Der öffentliche Raum heißt so, weil er in Grenzen öffentlich genutzt werden darf. Die Grenzen sind gegeben durch Gesetze und Gewohnheitsrechte, sonst aber durch die Verwaltung. Die bestimmt im Zweifel die Toleranzgrenzen. Shit happens, sagen die Amerikaner, es geschieht auch in Europa. Hundeshit gehört zum öffentlichen Raum, zu Kinderspielplätzen zum Beispiel, da ist die Verwaltung meist machtlos.

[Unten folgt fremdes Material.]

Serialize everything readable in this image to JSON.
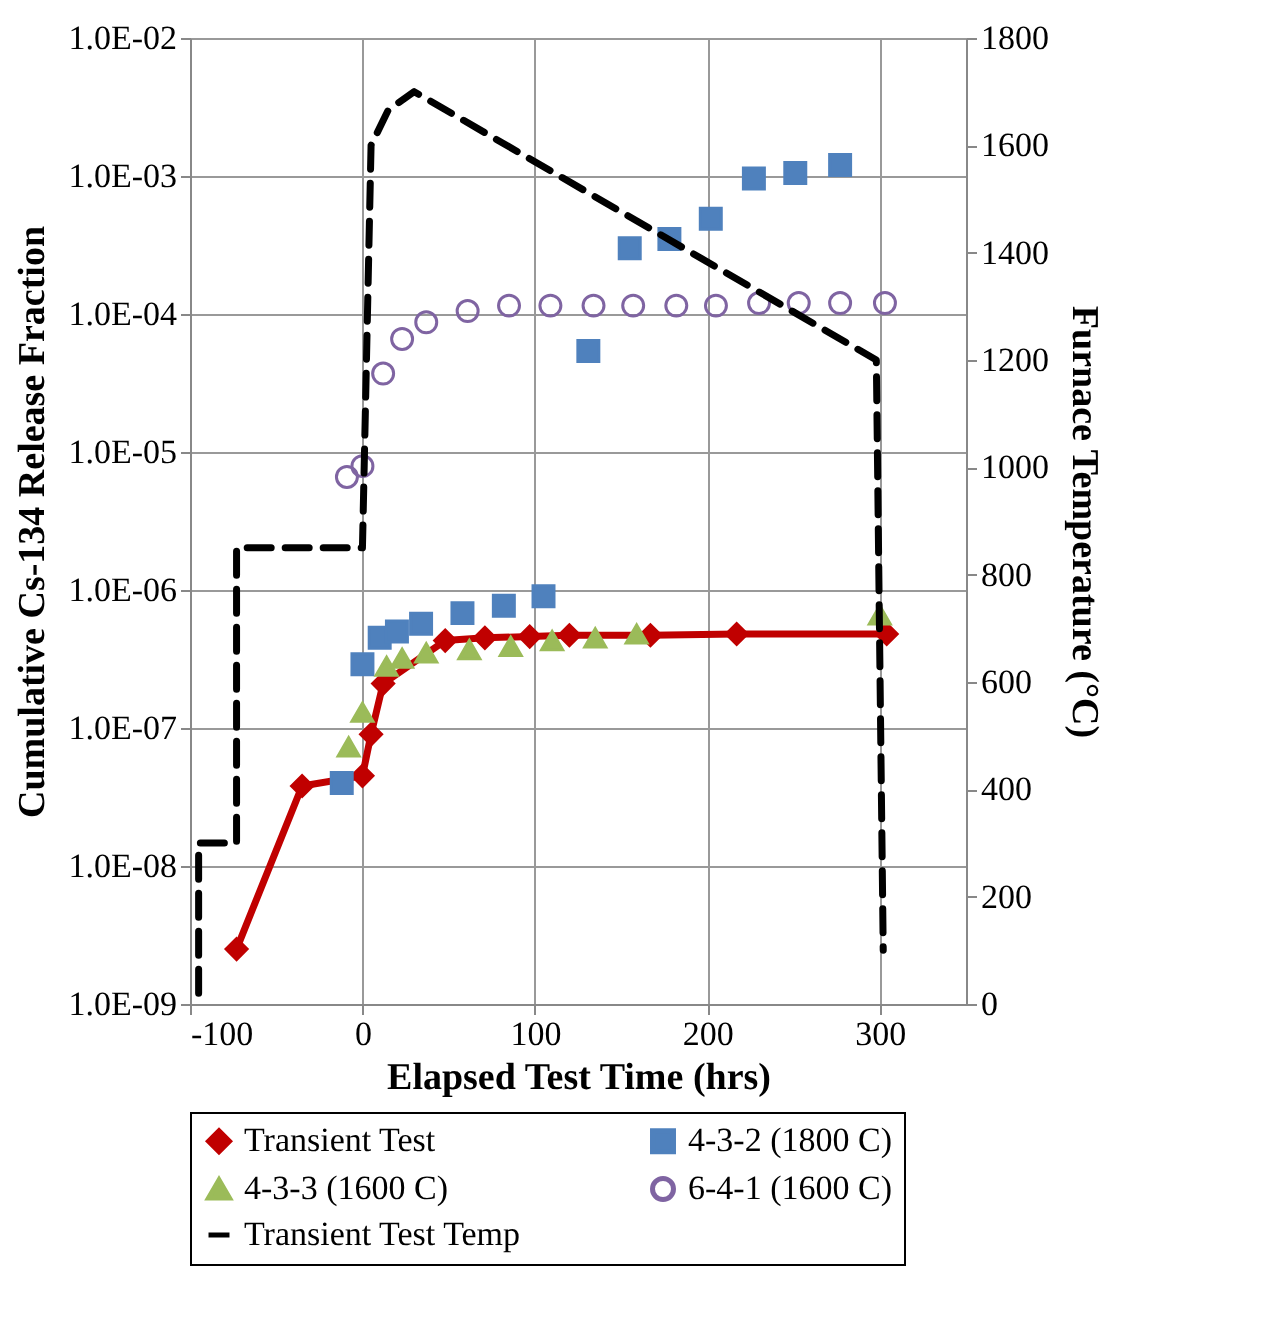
{
  "chart_data": {
    "type": "scatter",
    "xlabel": "Elapsed Test Time (hrs)",
    "ylabel": "Cumulative Cs-134 Release Fraction",
    "y2label": "Furnace Temperature (°C)",
    "xlim": [
      -100,
      350
    ],
    "xticks": [
      -100,
      0,
      100,
      200,
      300
    ],
    "ylim": [
      1e-09,
      0.01
    ],
    "yticks": [
      {
        "value": 1e-09,
        "label": "1.0E-09"
      },
      {
        "value": 1e-08,
        "label": "1.0E-08"
      },
      {
        "value": 1e-07,
        "label": "1.0E-07"
      },
      {
        "value": 1e-06,
        "label": "1.0E-06"
      },
      {
        "value": 1e-05,
        "label": "1.0E-05"
      },
      {
        "value": 0.0001,
        "label": "1.0E-04"
      },
      {
        "value": 0.001,
        "label": "1.0E-03"
      },
      {
        "value": 0.01,
        "label": "1.0E-02"
      }
    ],
    "y2lim": [
      0,
      1800
    ],
    "y2ticks": [
      0,
      200,
      400,
      600,
      800,
      1000,
      1200,
      1400,
      1600,
      1800
    ],
    "log": "y",
    "grid": true,
    "legend": "bottom",
    "series": [
      {
        "name": "Transient Test",
        "type": "line",
        "marker": "diamond",
        "line_style": "solid",
        "color": "#c00000",
        "x": [
          -73,
          -35,
          0,
          5,
          12,
          20,
          48,
          71,
          97,
          120,
          167,
          217,
          304
        ],
        "values": [
          2.5e-09,
          3.8e-08,
          4.5e-08,
          9e-08,
          2.1e-07,
          null,
          4.3e-07,
          4.5e-07,
          4.6e-07,
          4.7e-07,
          4.7e-07,
          4.8e-07,
          4.8e-07
        ]
      },
      {
        "name": "4-3-2 (1800 C)",
        "type": "scatter",
        "marker": "square",
        "color": "#4f81bd",
        "x": [
          -12,
          0,
          10,
          20,
          34,
          58,
          82,
          105,
          131,
          155,
          178,
          202,
          227,
          251,
          277
        ],
        "values": [
          4e-08,
          2.9e-07,
          4.5e-07,
          5e-07,
          5.7e-07,
          6.8e-07,
          7.7e-07,
          9e-07,
          5.4e-05,
          0.0003,
          0.00035,
          0.00049,
          0.00096,
          0.00105,
          0.0012
        ]
      },
      {
        "name": "4-3-3 (1600 C)",
        "type": "scatter",
        "marker": "triangle",
        "color": "#9bbb59",
        "x": [
          -8,
          0,
          14,
          23,
          37,
          62,
          86,
          110,
          135,
          159,
          300
        ],
        "values": [
          7.3e-08,
          1.3e-07,
          2.8e-07,
          3.2e-07,
          3.5e-07,
          3.7e-07,
          3.9e-07,
          4.3e-07,
          4.5e-07,
          4.8e-07,
          6.6e-07
        ]
      },
      {
        "name": "6-4-1 (1600 C)",
        "type": "scatter",
        "marker": "circle",
        "color": "#7f64a2",
        "x": [
          -9,
          0,
          12,
          23,
          37,
          61,
          85,
          109,
          134,
          157,
          182,
          205,
          230,
          253,
          277,
          303
        ],
        "values": [
          6.6e-06,
          7.9e-06,
          3.7e-05,
          6.6e-05,
          8.7e-05,
          0.000105,
          0.000115,
          0.000115,
          0.000115,
          0.000115,
          0.000115,
          0.000115,
          0.00012,
          0.00012,
          0.00012,
          0.00012
        ]
      },
      {
        "name": "Transient Test Temp",
        "type": "line",
        "axis": "y2",
        "marker": "none",
        "line_style": "dashed",
        "color": "#000000",
        "x": [
          -95,
          -95,
          -73,
          -73,
          0,
          5,
          15,
          30,
          298,
          302
        ],
        "values": [
          20,
          300,
          300,
          850,
          850,
          1600,
          1666,
          1700,
          1200,
          100
        ]
      }
    ]
  }
}
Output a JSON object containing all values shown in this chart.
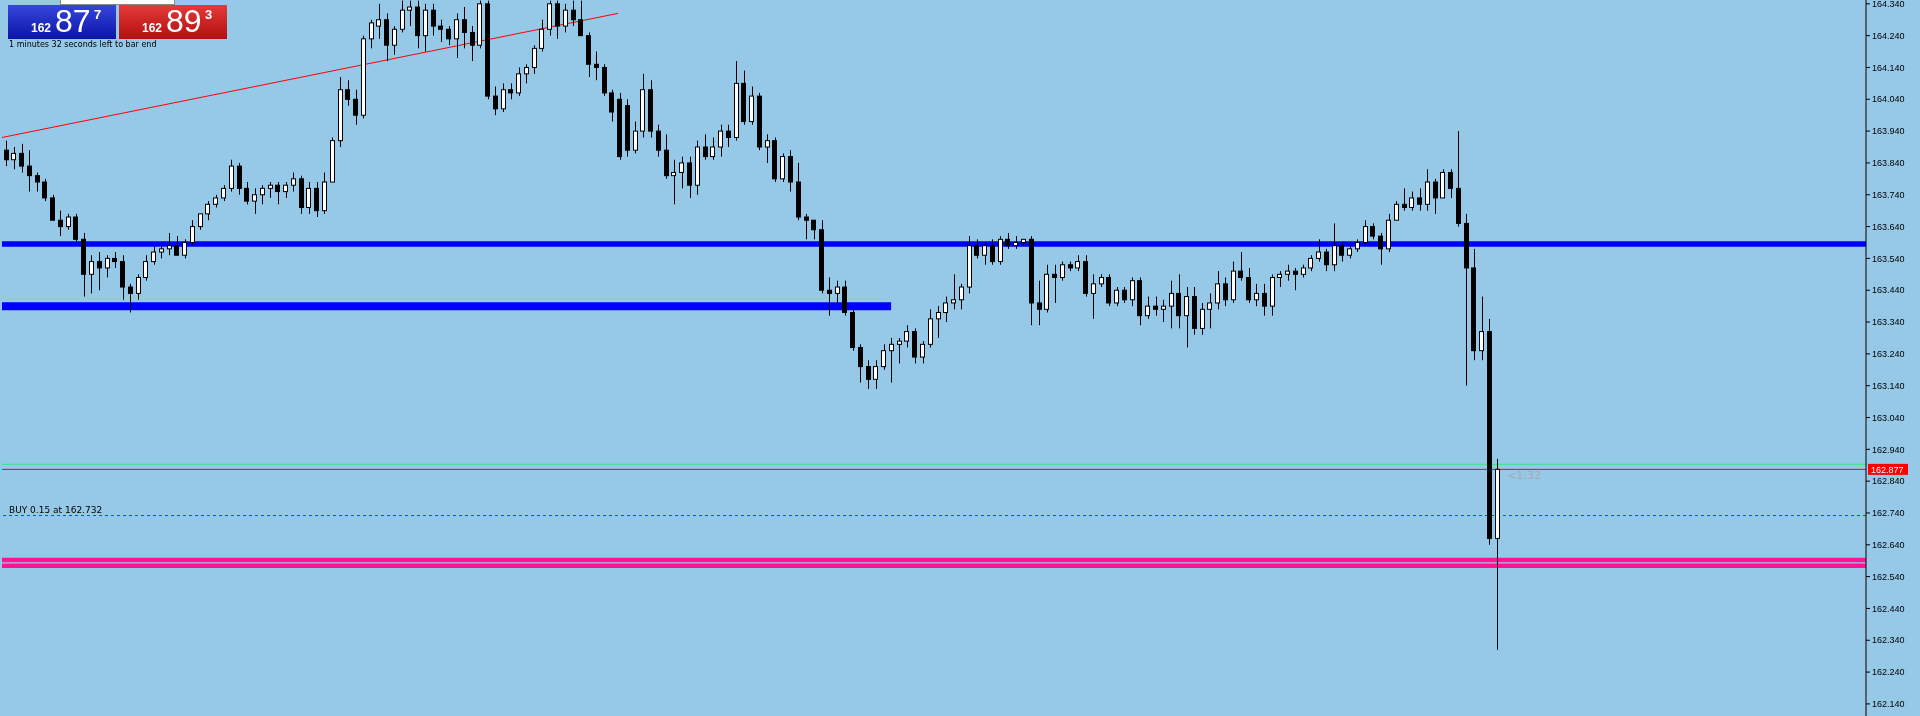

Wer privat baut, beschert Nachbarn und Passanten Staub, Lärm und dreckige Bauzäune, das gehört dazu, muß also meist hingenommen werden. Werbung, auch dem und jenen bis zum Ekel widerwärtige, gehört zum Geschäftsleben und muß hingenommen werden wie die Gesichter und Parolen der Politiker jeder Couleur. Helmut Seethaler gehört nicht dazu, nicht in Wien. Der als „Zettelpoet“ bekannte Wiener wird seit vielen Jahren von den Wiener Verkehrsbetrieben und der Verwaltung verfolgt. Seine Gedichtzettel und mit Kreide geschriebenen Zeilen überschreiten die Toleranzgrenzen. Der mehrfach Vorbestrafte und noch viel mehr von Strafanzeigen Verfolgte kündigt zum wiederholten Mal Renitenz an. Eben mit einer per Twitter und Facebook verbreiteten SELBSTANZEIGE:
Oeffentliche SELBSTANZEIGE: ich entscheide mich, die verbreitung meiner gedichte trotz vorstrafen weiterzufuehren: ich beschreibe wieder schmutzige gehsteige+desolate bauwaende mit entfernbaren stiften: [email protected]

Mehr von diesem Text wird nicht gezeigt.